Et même pour ceux qui peuvent téléphoner, ils ne sont pas assurés d’arriver à joindre quelqu’un. Selon l’enquête, plus d’un tiers des appels n’aboutissent pas en Seine-Saint-Denis et dans le Val-de-Marne. Il est aussi fréquent d’attendre entre 20 et 45 minutes selon les départements concernés pour espérer que l’appel soit effectivement décroché.
Des informations incomplètes
Une fois en contact avec les Caisses, les informations délivrées posent aussi problème. Seulement un peu plus d’un appel sur trois aborde la condition d’irrégularité du séjour pour la CPAM 93 (38 %), et un peu plus d’un appel sur quatre celle du plafond de ressources nécessaires pour la CPAM 94 (26 %).
L’enquête montre aussi que seulement 4 % des interlocuteurs orientent les personnes qui ne disposent pas d’une couverture maladie vers les permanences d’accès aux soins de santé (PASS), pourtant principal dispositif qui leur est dédié.
Les associations pointent aussi un accueil physique au guichet des CPAM inadapté, « pire dans certains cas il s’agit d’obstacle manifeste d’accès à un service public ».
Un des problèmes est le premier contact qui se fait avec un vigile et non un agent de la CPAM, l’absence de service d’interprétariat et un manque d’informations.
« L’Assurance maladie propose un accueil totalement inadapté et entrave, de fait, l’accès un à droit fondamental pour les personnes étrangères sans titre de séjour, alors que des solutions simples existent ! », affirme Fanélie Carrey-Conte, secrétaire générale de la Cimade.
Les associations à l’initiative de cette enquête portent donc trois revendications.
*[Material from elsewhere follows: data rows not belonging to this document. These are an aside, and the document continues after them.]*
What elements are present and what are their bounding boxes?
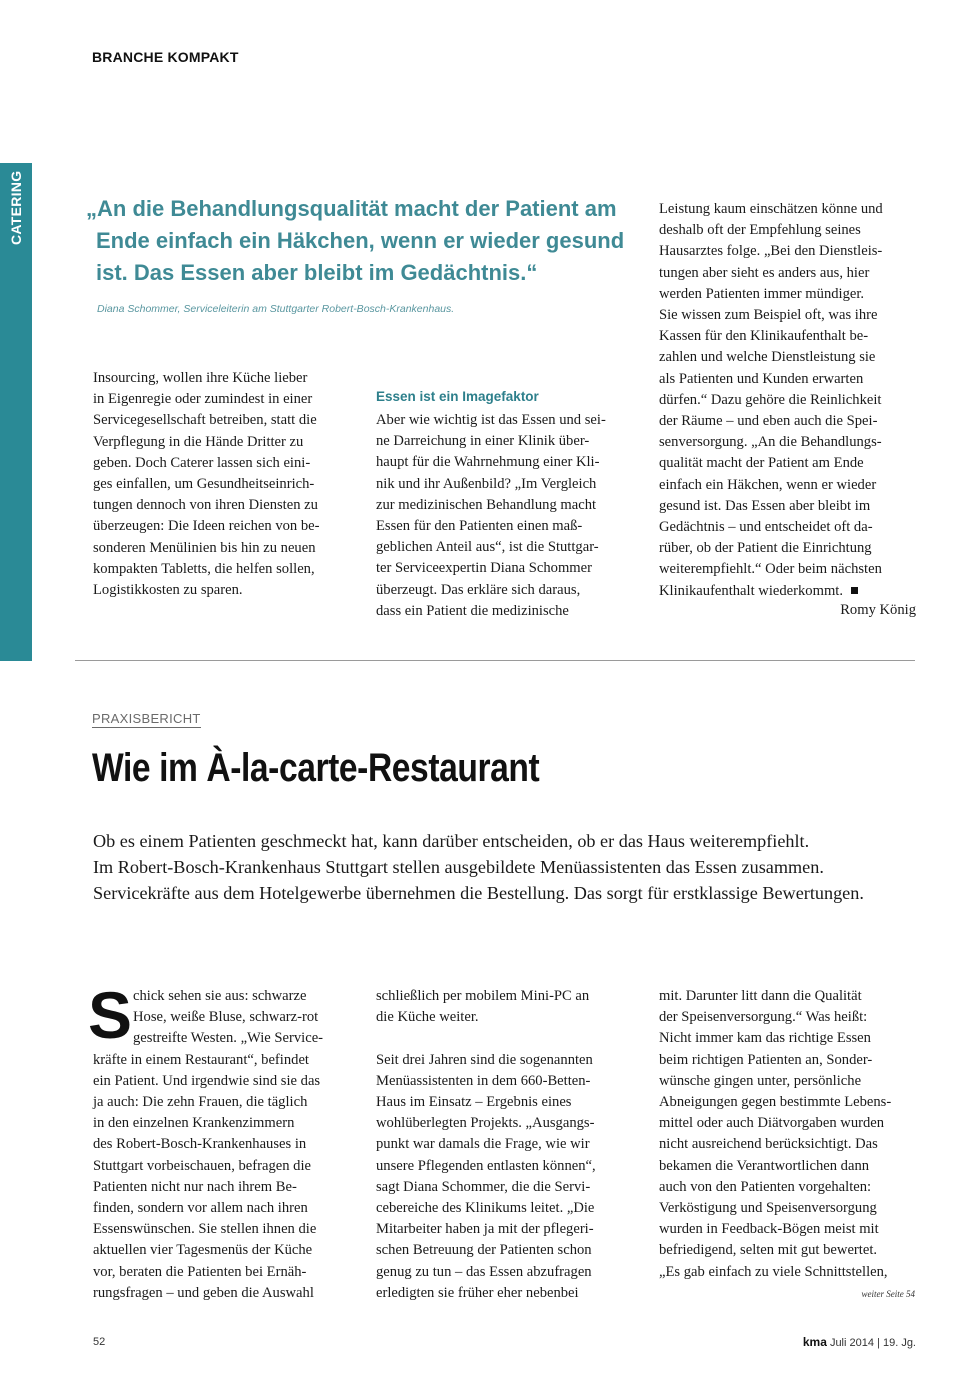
text-line: Servicegesellschaft betreiben, statt die: [93, 412, 317, 429]
text-line: wurden in Feedback-Bögen meist mit: [659, 1221, 879, 1238]
side-tab-label: CATERING: [8, 170, 24, 245]
text-line: des Robert-Bosch-Krankenhauses in: [93, 1136, 307, 1153]
text-line: Verköstigung und Speisenversorgung: [659, 1200, 877, 1217]
article-lead: [93, 828, 933, 906]
section-label: BRANCHE KOMPAKT: [92, 49, 239, 65]
text-line: befriedigend, selten mit gut bewertet.: [659, 1242, 878, 1259]
article-kicker: PRAXISBERICHT: [92, 711, 201, 726]
text-line: Haus im Einsatz – Ergebnis eines: [376, 1094, 572, 1110]
text-line: zur medizinischen Behandlung macht: [376, 496, 597, 513]
footer-issue: [700, 1335, 916, 1349]
text-line-last: [659, 581, 916, 602]
text-line: ne Darreichung in einer Klinik über-: [376, 433, 590, 450]
text-line: Stuttgart vorbeischauen, befragen die: [93, 1157, 312, 1174]
text-line: sonderen Menülinien bis hin zu neuen: [93, 539, 316, 556]
text-line: in den einzelnen Krankenzimmern: [93, 1115, 295, 1132]
text-line: rüber, ob der Patient die Einrichtung: [659, 540, 872, 557]
text-line: auch von den Patienten vorgehalten:: [659, 1178, 872, 1195]
text-line: unsere Pflegenden entlasten können“,: [376, 1157, 596, 1174]
text-line: ja auch: Die zehn Frauen, die täglich: [93, 1094, 308, 1111]
text-line: haupt für die Wahrnehmung einer Kli-: [376, 454, 600, 471]
text-line: geblichen Anteil aus“, ist die Stuttgar-: [376, 539, 599, 556]
upper-column-2: [376, 410, 634, 622]
text-line: ter Serviceexpertin Diana Schommer: [376, 560, 592, 577]
text-line: deshalb oft der Empfehlung seines: [659, 222, 861, 239]
text-line: „Es gab einfach zu viele Schnittstellen,: [659, 1263, 888, 1280]
page-number: 52: [93, 1336, 106, 1348]
text-line: weiterempfiehlt.“ Oder beim nächsten: [659, 561, 882, 578]
text-line: Aber wie wichtig ist das Essen und sei-: [376, 412, 606, 428]
side-tab: [0, 163, 32, 661]
article-headline: Wie im À-la-carte-Restaurant: [92, 746, 540, 790]
text-line: überzeugt. Das erkläre sich daraus,: [376, 581, 581, 598]
text-line: werden Patienten immer mündiger.: [659, 285, 865, 302]
text-line: überzeugen: Die Ideen reichen von be-: [93, 518, 320, 535]
text-line: kräfte in einem Restaurant“, befindet: [93, 1051, 309, 1068]
text-line: einfach ein Häkchen, wenn er wieder: [659, 476, 877, 493]
text-line: finden, sondern vor allem nach ihren: [93, 1200, 308, 1217]
text-line: Gedächtnis – und entscheidet oft da-: [659, 519, 873, 536]
author-signature: Romy König: [840, 602, 916, 618]
text-line: chick sehen sie aus: schwarze: [133, 988, 307, 1004]
text-line: kompakten Tabletts, die helfen sollen,: [93, 560, 315, 577]
drop-cap: S: [88, 978, 133, 1052]
text-line: ges einfallen, um Gesundheitseinrich-: [93, 476, 315, 493]
text-line: Seit drei Jahren sind die sogenannten: [376, 1051, 593, 1068]
pull-quote-line: Ende einfach ein Häkchen, wenn er wieder gesund: [96, 228, 625, 253]
section-divider: [75, 660, 915, 661]
text-line: rungsfragen – und geben die Auswahl: [93, 1284, 314, 1301]
upper-column-1: [93, 368, 355, 601]
text-line: ein Patient. Und irgendwie sind sie das: [93, 1072, 321, 1089]
text-line: senversorgung. „An die Behandlungs-: [659, 434, 882, 451]
text-line: Hose, weiße Bluse, schwarz-rot: [133, 1009, 319, 1026]
pull-quote: [86, 193, 646, 289]
text-line: Patienten nicht nur nach ihrem Be-: [93, 1178, 297, 1195]
end-mark-icon: [851, 587, 858, 594]
upper-column-3: [659, 199, 916, 602]
text-line: in Eigenregie oder zumindest in einer: [93, 391, 313, 408]
text-line: Insourcing, wollen ihre Küche lieber: [93, 370, 308, 386]
text-line: nicht ausreichend berücksichtigt. Das: [659, 1136, 878, 1153]
text-line: cebereiche des Klinikums leitet. „Die: [376, 1200, 595, 1217]
text-line: der Räume – und eben auch die Spei-: [659, 413, 878, 430]
article-column-2: [376, 986, 634, 1304]
text-line: mit. Darunter litt dann die Qualität: [659, 988, 862, 1004]
subheading: Essen ist ein Imagefaktor: [376, 389, 539, 404]
volume: 19. Jg.: [882, 1337, 916, 1349]
text-line: aktuellen vier Tagesmenüs der Küche: [93, 1242, 313, 1259]
text-line: tungen dennoch von ihren Diensten zu: [93, 497, 318, 514]
lead-line: Ob es einem Patienten geschmeckt hat, kann darüber entscheiden, ob er das Haus weiterempfiehlt.: [93, 831, 810, 851]
text-line: schen Betreuung der Patienten schon: [376, 1242, 592, 1259]
text-line: schließlich per mobilem Mini-PC an: [376, 988, 590, 1004]
text-line: Nicht immer kam das richtige Essen: [659, 1030, 871, 1047]
text-line: erledigten sie früher eher nebenbei: [376, 1284, 579, 1301]
lead-line: Servicekräfte aus dem Hotelgewerbe übernehmen die Bestellung. Das sorgt für erstklassige Bewertungen.: [93, 883, 864, 903]
text-line: Abneigungen gegen bestimmte Lebens-: [659, 1094, 892, 1111]
text-line: qualität macht der Patient am Ende: [659, 455, 864, 472]
text-line: sagt Diana Schommer, die die Servi-: [376, 1178, 591, 1195]
text-line: bekamen die Verantwortlichen dann: [659, 1157, 870, 1174]
text-line: Menüassistenten in dem 660-Betten-: [376, 1072, 591, 1089]
text-line: nik und ihr Außenbild? „Im Vergleich: [376, 475, 597, 492]
text-line: vor, beraten die Patienten bei Ernäh-: [93, 1263, 307, 1280]
text-line: der Speisenversorgung.“ Was heißt:: [659, 1009, 868, 1026]
text-line: Kassen für den Klinikaufenthalt be-: [659, 328, 869, 345]
text-line: gesund ist. Das Essen aber bleibt im: [659, 497, 871, 514]
text-line: Sie wissen zum Beispiel oft, was ihre: [659, 307, 878, 324]
text-line: genug zu tun – das Essen abzufragen: [376, 1263, 592, 1280]
pull-quote-attribution: Diana Schommer, Serviceleiterin am Stuttgarter Robert-Bosch-Krankenhaus.: [97, 303, 455, 315]
footer-separator: |: [877, 1337, 880, 1349]
text-line: wohlüberlegten Projekts. „Ausgangs-: [376, 1115, 595, 1132]
text-line: die Küche weiter.: [376, 1009, 479, 1026]
text-line: Essen für den Patienten einen maß-: [376, 518, 583, 535]
text-line: punkt war damals die Frage, wie wir: [376, 1136, 590, 1153]
text-line: beim richtigen Patienten an, Sonder-: [659, 1051, 873, 1068]
text-line: Mitarbeiter haben ja mit der pflegeri-: [376, 1221, 594, 1238]
pull-quote-line: ist. Das Essen aber bleibt im Gedächtnis.“: [96, 260, 538, 285]
text-line: Essenswünschen. Sie stellen ihnen die: [93, 1221, 317, 1238]
text-line: dürfen.“ Dazu gehöre die Reinlichkeit: [659, 391, 882, 408]
text-line: Verpflegung in die Hände Dritter zu: [93, 433, 304, 450]
text-line: Logistikkosten zu sparen.: [93, 582, 243, 599]
text-line: zahlen und welche Dienstleistung sie: [659, 349, 876, 366]
text-line: geben. Doch Caterer lassen sich eini-: [93, 454, 311, 471]
text-line: tungen aber sieht es anders aus, hier: [659, 264, 870, 281]
text-line: als Patienten und Kunden erwarten: [659, 370, 864, 387]
pull-quote-line: „An die Behandlungsqualität macht der Patient am: [86, 196, 617, 221]
text-line: mittel oder auch Diätvorgaben wurden: [659, 1115, 885, 1132]
text-line: Leistung kaum einschätzen könne und: [659, 201, 883, 217]
lead-line: Im Robert-Bosch-Krankenhaus Stuttgart stellen ausgebildete Menüassistenten das Essen zusammen.: [93, 857, 824, 877]
magazine-brand: kma: [802, 1335, 827, 1349]
continued-note: weiter Seite 54: [861, 1289, 915, 1299]
text-line-content: Klinikaufenthalt wiederkommt.: [659, 582, 843, 599]
text-line: Hausarztes folge. „Bei den Dienstleis-: [659, 243, 883, 260]
article-column-1: [93, 986, 355, 1304]
text-line: dass ein Patient die medizinische: [376, 602, 569, 619]
issue-date: Juli 2014: [829, 1337, 874, 1349]
paragraph-gap: [376, 1028, 634, 1049]
text-line: wünsche gingen unter, persönliche: [659, 1072, 862, 1089]
text-line: gestreifte Westen. „Wie Service-: [133, 1030, 324, 1047]
article-column-3: [659, 986, 916, 1283]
La possibilité de déposer une demande d’AME dans l’agence CPAM la plus proche de son domicile, que celle-ci puisse se faire sans rendez-vous et la mise en place de dispositifs appropriés : interprétariat, brochures d’information, formation des agents.
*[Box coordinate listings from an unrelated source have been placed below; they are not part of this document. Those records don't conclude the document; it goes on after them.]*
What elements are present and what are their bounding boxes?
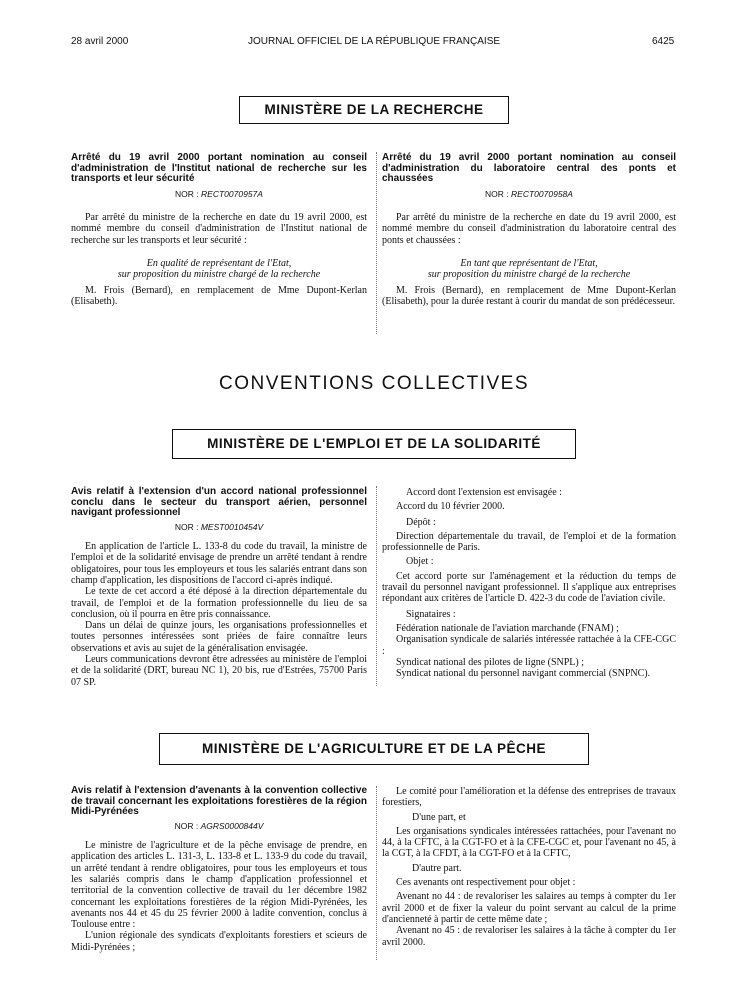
paragraph: En application de l'article L. 133-8 du code du travail, la ministre de l'emploi et de la solidarité envisage de prendre un arrêté tendant à rendre obligatoires, pour tous les employeurs et tous les salariés entrant dans son champ d'application, les dispositions de l'accord ci-après indiqué.: [71, 541, 367, 586]
header-date: 28 avril 2000: [71, 36, 129, 47]
article-right-forestier: [382, 786, 676, 948]
paragraph: Les organisations syndicales intéressées rattachées, pour l'avenant no 44, à la CFTC, à la CGT-FO et à la CFE-CGC et, pour l'avenant no 45, à la CGT, à la CFDT, à la CGT-FO et à la CFTC,: [382, 825, 676, 860]
article-right-lcpc: [382, 153, 676, 307]
paragraph: M. Frois (Bernard), en remplacement de Mme Dupont-Kerlan (Elisabeth), pour la durée restant à courir du mandat de son prédécesseur.: [382, 284, 676, 307]
article-left-inrets: [71, 153, 367, 307]
article-heading: Avis relatif à l'extension d'un accord national professionnel conclu dans le secteur du transport aérien, personnel navigant professionnel: [71, 486, 367, 519]
article-heading: Avis relatif à l'extension d'avenants à la convention collective de travail concernant les exploitations forestières de la région Midi-Pyrénées: [71, 785, 367, 818]
column-divider: [376, 786, 377, 960]
nor-reference: NOR : RECT0070957A: [175, 188, 263, 199]
column-divider: [376, 152, 377, 334]
label: Signataires :: [406, 608, 456, 620]
header-page-number: 6425: [652, 36, 675, 47]
paragraph: Par arrêté du ministre de la recherche en date du 19 avril 2000, est nommé membre du conseil d'administration du laboratoire central des ponts et chaussées :: [382, 212, 676, 246]
header-journal: JOURNAL OFFICIEL DE LA RÉPUBLIQUE FRANÇAISE: [247, 36, 501, 47]
paragraph: Avenant no 44 : de revaloriser les salaires au temps à compter du 1er avril 2000 et de fixer la valeur du point servant au calcul de la prime d'ancienneté à partir de cette même date ;: [382, 891, 676, 925]
article-left-forestier: [71, 786, 367, 953]
italic-line: En qualité de représentant de l'Etat, sur proposition du ministre chargé de la recherche: [117, 257, 321, 281]
article-left-aerien: [71, 487, 367, 688]
paragraph: Accord du 10 février 2000.: [396, 501, 505, 513]
article-heading: Arrêté du 19 avril 2000 portant nomination au conseil d'administration de l'Institut national de recherche sur les transports et leur sécurité: [71, 152, 367, 185]
paragraph: Fédération nationale de l'aviation marchande (FNAM) ;: [396, 622, 619, 634]
section-title-recherche: MINISTÈRE DE LA RECHERCHE: [239, 96, 509, 124]
paragraph: L'union régionale des syndicats d'exploitants forestiers et scieurs de Midi-Pyrénées ;: [71, 930, 367, 953]
column-divider: [376, 486, 377, 686]
section-heading-conventions: CONVENTIONS COLLECTIVES: [218, 373, 530, 394]
italic-line: En tant que représentant de l'Etat, sur proposition du ministre chargé de la recherche: [427, 257, 631, 281]
label: Objet :: [406, 556, 434, 568]
nor-reference: NOR : AGRS0000844V: [174, 820, 264, 831]
article-heading: Arrêté du 19 avril 2000 portant nomination au conseil d'administration du laboratoire central des ponts et chaussées: [382, 152, 676, 185]
label: D'autre part.: [412, 862, 462, 874]
paragraph: M. Frois (Bernard), en remplacement de Mme Dupont-Kerlan (Elisabeth).: [71, 284, 367, 307]
nor-reference: NOR : RECT0070958A: [485, 188, 573, 199]
paragraph: Syndicat national des pilotes de ligne (SNPL) ;: [396, 656, 585, 668]
paragraph: Le comité pour l'amélioration et la défense des entreprises de travaux forestiers,: [382, 786, 676, 809]
nor-reference: NOR : MEST0010454V: [174, 521, 264, 532]
article-right-aerien: [382, 487, 676, 679]
paragraph: Par arrêté du ministre de la recherche en date du 19 avril 2000, est nommé membre du conseil d'administration de l'Institut national de recherche sur les transports et leur sécurité :: [71, 212, 367, 246]
paragraph: Leurs communications devront être adressées au ministère de l'emploi et de la solidarité (DRT, bureau NC 1), 20 bis, rue d'Estrées, 75700 Paris 07 SP.: [71, 654, 367, 688]
paragraph: Syndicat national du personnel navigant commercial (SNPNC).: [396, 668, 651, 680]
paragraph: Ces avenants ont respectivement pour objet :: [396, 877, 576, 889]
paragraph: Cet accord porte sur l'aménagement et la réduction du temps de travail du personnel navigant professionnel. Il s'applique aux entreprises répondant aux critères de l'article D. 422-3 du code de l'aviation civile.: [382, 570, 676, 605]
label: D'une part, et: [412, 811, 466, 823]
paragraph: Le ministre de l'agriculture et de la pêche envisage de prendre, en application des articles L. 131-3, L. 133-8 et L. 133-9 du code du travail, un arrêté tendant à rendre obligatoires, pour tous les employeurs et tous les salariés compris dans le champ d'application professionnel et territorial de la convention collective de travail du 1er décembre 1982 concernant les exploitations forestières de la région Midi-Pyrénées, les avenants nos 44 et 45 du 25 février 2000 à ladite convention, conclus à Toulouse entre :: [71, 840, 367, 931]
paragraph: Avenant no 45 : de revaloriser les salaires à la tâche à compter du 1er avril 2000.: [382, 925, 676, 948]
section-title-agriculture: MINISTÈRE DE L'AGRICULTURE ET DE LA PÊCHE: [159, 733, 589, 765]
paragraph: Organisation syndicale de salariés intéressée rattachée à la CFE-CGC :: [382, 634, 676, 657]
paragraph: Dans un délai de quinze jours, les organisations professionnelles et toutes personnes intéressées sont priées de faire connaître leurs observations et avis au sujet de la généralisation envisagée.: [71, 620, 367, 654]
paragraph: Le texte de cet accord a été déposé à la direction départementale du travail, de l'emploi et de la formation professionnelle du lieu de sa conclusion, où il pourra en être pris connaissance.: [71, 586, 367, 620]
paragraph: Direction départementale du travail, de l'emploi et de la formation professionnelle de Paris.: [382, 530, 676, 554]
section-title-emploi: MINISTÈRE DE L'EMPLOI ET DE LA SOLIDARITÉ: [172, 429, 576, 459]
paragraph: Accord dont l'extension est envisagée :: [406, 487, 562, 498]
label: Dépôt :: [406, 516, 436, 528]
*L’enquête s’est appuyée sur : un recueil d’informations en ligne sur ameli.fr et la plateforme de prise de rendez-vous en ligne clicRDV.com, un testing téléphonique du 3646 (271 appels entre le 10 et le 16 janvier, auprès de 4 services départementaux 75, 93, 94, 95), un questionnaire à destination des usagers sortant de la CPAM de la Courneuve (258 personnes).